Post by Laoupdate on Feb 3, 2005 0:26:47 GMT -5
LIMA, Peru (Reuters) - A Peruvian baby dubbed the "Little Mermaid" because she was born with a rare condition in which her legs are fused, will have surgery this month to try to separate them, doctors said.
Nine-month-old Milagros Cerron -- her name means miracles in Spanish -- is one of only a handful of the estimated 1-in-60,000 to 100,000 people born with sirenomelia, or mermaid syndrome, to have lived more than a few hours, experts say.
For Luis Rubio, the doctor leading the Peruvian team that will cut her legs apart in Lima on Feb. 24, the past year has been a crash course in tackling a condition he had read about in textbooks but never expected to have to treat.
Doctors believe there may only be one other surviving "mermaid" -- 16-year-old American Tiffany Yorks, whose legs were separated when she was a few months old.
Experts say sirenomelia is about as rare as conjoined twins but is nearly always fatal because most sufferers lack kidneys or have other complications.

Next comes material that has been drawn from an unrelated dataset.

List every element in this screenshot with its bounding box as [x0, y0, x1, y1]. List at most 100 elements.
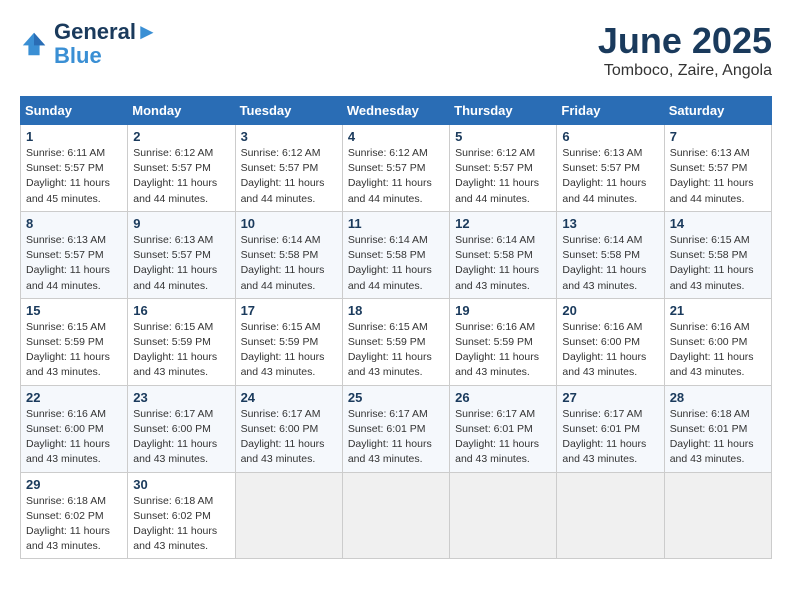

"It is very, very rare," said Prof. Pierpaolo Mastroiacovo, director of the Rome-based International Center of Birth Defects. "The presence of renal agenesis (absence or imperfect development) makes survival very rare and improbable."
From the waist up, Milagros smiles and babbles like any healthy infant. Below the waist, her stomach merges seamlessly into her legs, which are joined all the way to her heels.
With her tiny feet splayed in a 'V', the impression of a mermaid's forked tail is complete.
The bones of both legs are visible and move separately, "as if she wanted to get free of this sack," Rubio said.
He took on Milagros' case when she was two days old and is treating her in a City Hall-funded mobile "solidarity hospital" run out of old buses in a poor northern district of Lima.